Em “Anatomia do paraíso”, o leitor acompanha o protagonista na sua leitura do texto do poeta inglês. A narrativa é intercalada por trechos extensos do poema. Satanás, Deus, Adão e Eva se juntam a Félix, Vanda e Maria Joana como partes complementares de uma mesma história. A escritora destaca que o mito cristão forja o próprio mundo em que vivemos.

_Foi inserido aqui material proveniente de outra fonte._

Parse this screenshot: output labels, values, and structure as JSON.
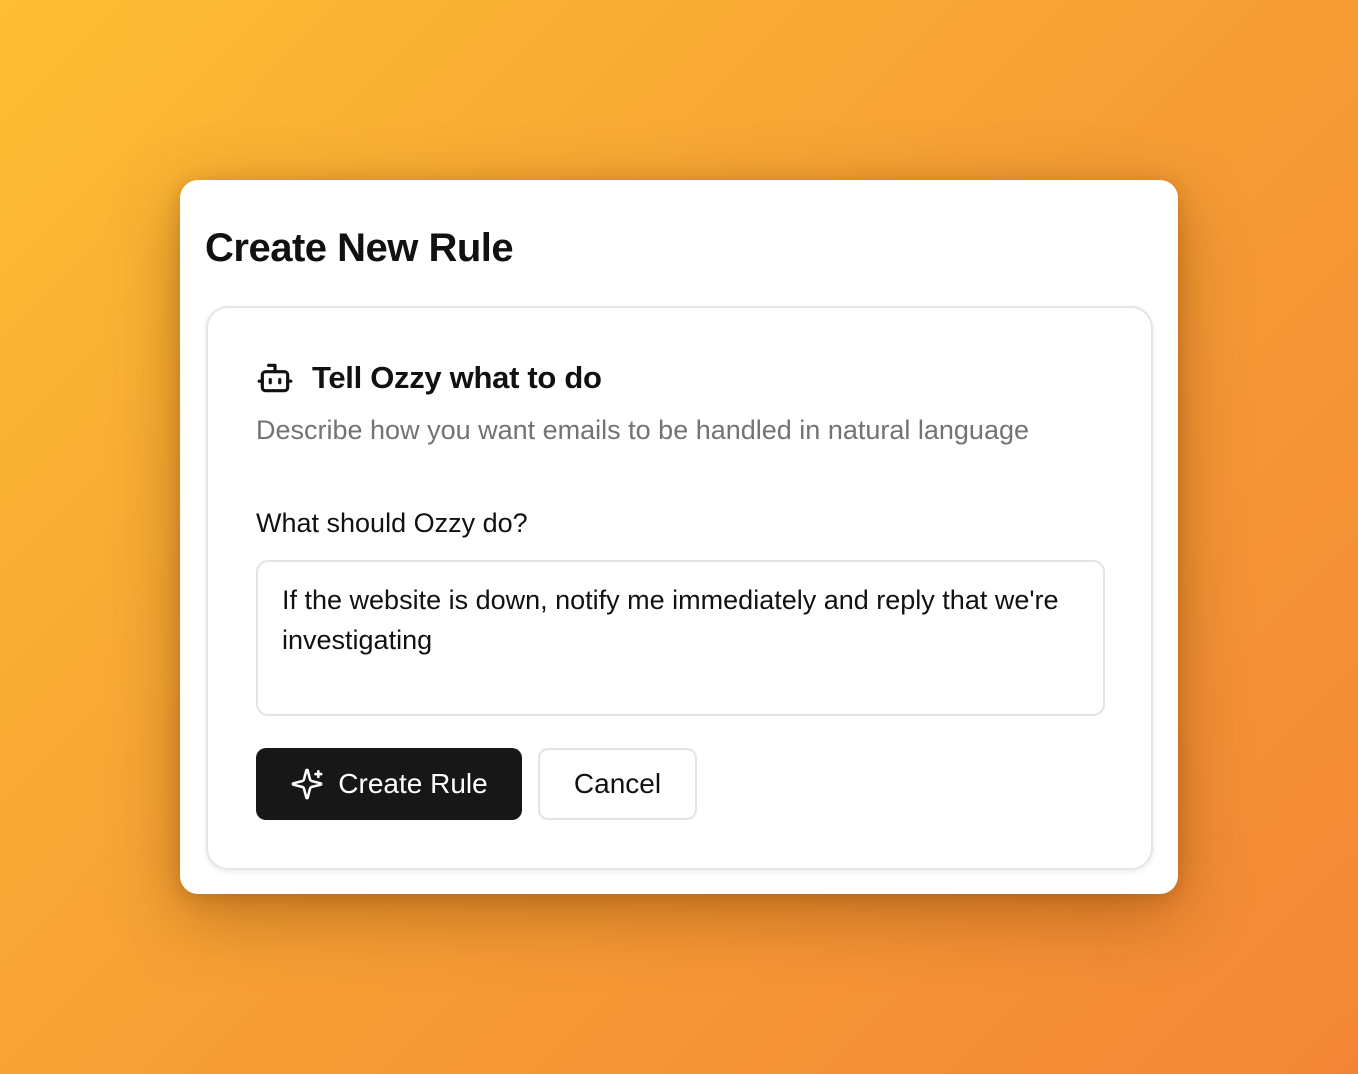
{
  "dialog": {
    "title": "Create New Rule"
  },
  "card": {
    "icon": "bot-icon",
    "title": "Tell Ozzy what to do",
    "description": "Describe how you want emails to be handled in natural language"
  },
  "form": {
    "label": "What should Ozzy do?",
    "value": "If the website is down, notify me immediately and reply that we're investigating"
  },
  "actions": {
    "create_label": "Create Rule",
    "create_icon": "sparkles-icon",
    "cancel_label": "Cancel"
  },
  "colors": {
    "background_start": "#fdbe33",
    "background_end": "#f38636",
    "primary_button": "#171717",
    "muted_text": "#737373"
  }
}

— A questão da construção dos gêneros é muito mais profunda do que simplesmente o homem oprime a mulher e ponto. O homem é oprimido pela sua opressão também. Ele é tão pouco dono de si como a mulher. O fato da nossa história ter colocado ele nessa posição de subjugar a mulher não deu ao homem liberdade. Isso tudo está no Milton de certa maneira. Não se trata de atualizar, está lá.

EM COPACABANA

O novo livro marca dois reencontros de Beatriz: com o romance e com o Rio — a paulistana, que vive em São Paulo, morou tem terras cariocas de 1983 e 1995 e cursou Letras na PUC-Rio. Ela começou a escrever a obra em 2009, mas só colocou o ponto final em 2014. Nesse meio tempo, fez roteiros para cinema e lançou o livro de contos “Garimpo”, de 2013, premiado pela Associação Paulista dos Críticos de Arte (APCA). A escritora atribui essa demora a algo que nunca ocorrera nos romances anteriores: ela sabia de antemão como a história de Vanda e Félix iria terminar. Para organizar as ideias e chegar até o fim já conhecido, desenhou tabelas e criou até as genealogias familiares dos personagens.

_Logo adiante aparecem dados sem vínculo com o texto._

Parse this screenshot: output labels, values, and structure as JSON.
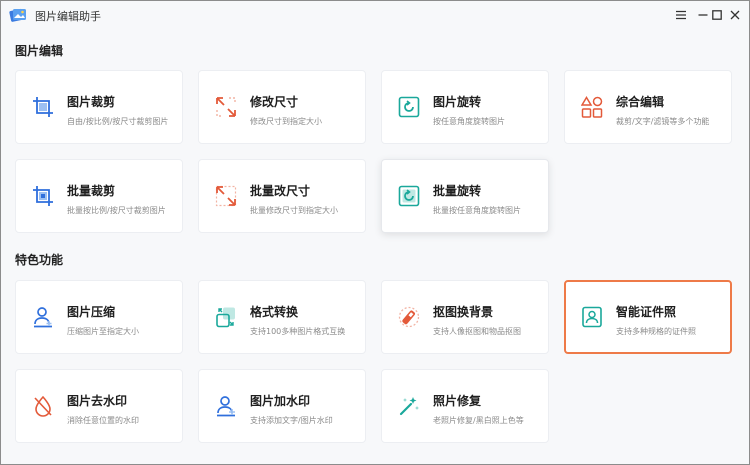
{
  "window": {
    "title": "图片编辑助手",
    "controls": [
      "menu-icon",
      "minimize-icon",
      "maximize-icon",
      "close-icon"
    ]
  },
  "sections": [
    {
      "title": "图片编辑",
      "cards": [
        {
          "title": "图片裁剪",
          "desc": "自由/按比例/按尺寸裁剪图片",
          "icon": "crop-icon",
          "color": "#2f6fdc"
        },
        {
          "title": "修改尺寸",
          "desc": "修改尺寸到指定大小",
          "icon": "resize-icon",
          "color": "#e35a3a"
        },
        {
          "title": "图片旋转",
          "desc": "按任意角度旋转图片",
          "icon": "rotate-icon",
          "color": "#1aa89b"
        },
        {
          "title": "综合编辑",
          "desc": "裁剪/文字/滤镜等多个功能",
          "icon": "shapes-icon",
          "color": "#e35a3a"
        },
        {
          "title": "批量裁剪",
          "desc": "批量按比例/按尺寸裁剪图片",
          "icon": "batch-crop-icon",
          "color": "#2f6fdc"
        },
        {
          "title": "批量改尺寸",
          "desc": "批量修改尺寸到指定大小",
          "icon": "batch-resize-icon",
          "color": "#e35a3a"
        },
        {
          "title": "批量旋转",
          "desc": "批量按任意角度旋转图片",
          "icon": "batch-rotate-icon",
          "color": "#1aa89b"
        }
      ]
    },
    {
      "title": "特色功能",
      "cards": [
        {
          "title": "图片压缩",
          "desc": "压缩图片至指定大小",
          "icon": "compress-icon",
          "color": "#2f6fdc"
        },
        {
          "title": "格式转换",
          "desc": "支持100多种图片格式互换",
          "icon": "convert-icon",
          "color": "#1aa89b"
        },
        {
          "title": "抠图换背景",
          "desc": "支持人像抠图和物品抠图",
          "icon": "cutout-icon",
          "color": "#e35a3a"
        },
        {
          "title": "智能证件照",
          "desc": "支持多种规格的证件照",
          "icon": "id-photo-icon",
          "color": "#1aa89b"
        },
        {
          "title": "图片去水印",
          "desc": "消除任意位置的水印",
          "icon": "remove-watermark-icon",
          "color": "#e35a3a"
        },
        {
          "title": "图片加水印",
          "desc": "支持添加文字/图片水印",
          "icon": "add-watermark-icon",
          "color": "#2f6fdc"
        },
        {
          "title": "照片修复",
          "desc": "老照片修复/黑白照上色等",
          "icon": "magic-wand-icon",
          "color": "#1aa89b"
        }
      ]
    }
  ],
  "accent_selected": "#ee7a48"
}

Essa foi sua principal atividade nas três semanas que passou, em maio de 2009, no apartamento alugado no mesmo prédio de conjugados onde se passa a história. No ano seguinte, ficou outra temporada em Copacabana enquanto trabalhava no roteiro do filme “O abismo prateado”, de Karim Aiñouz. Em 2014, voltou ao conjugado e acabou “Anatomia do paraíso”.

— Minha relação com a cidade sempre foi um pouco de confronto. Copacabana sempre me incomodou e me atraiu ao mesmo tempo. Quando escolhi fazer o livro lá, queria um lugar muito estrangeiro para mim. Mas, agora, fiquei fã do bairro.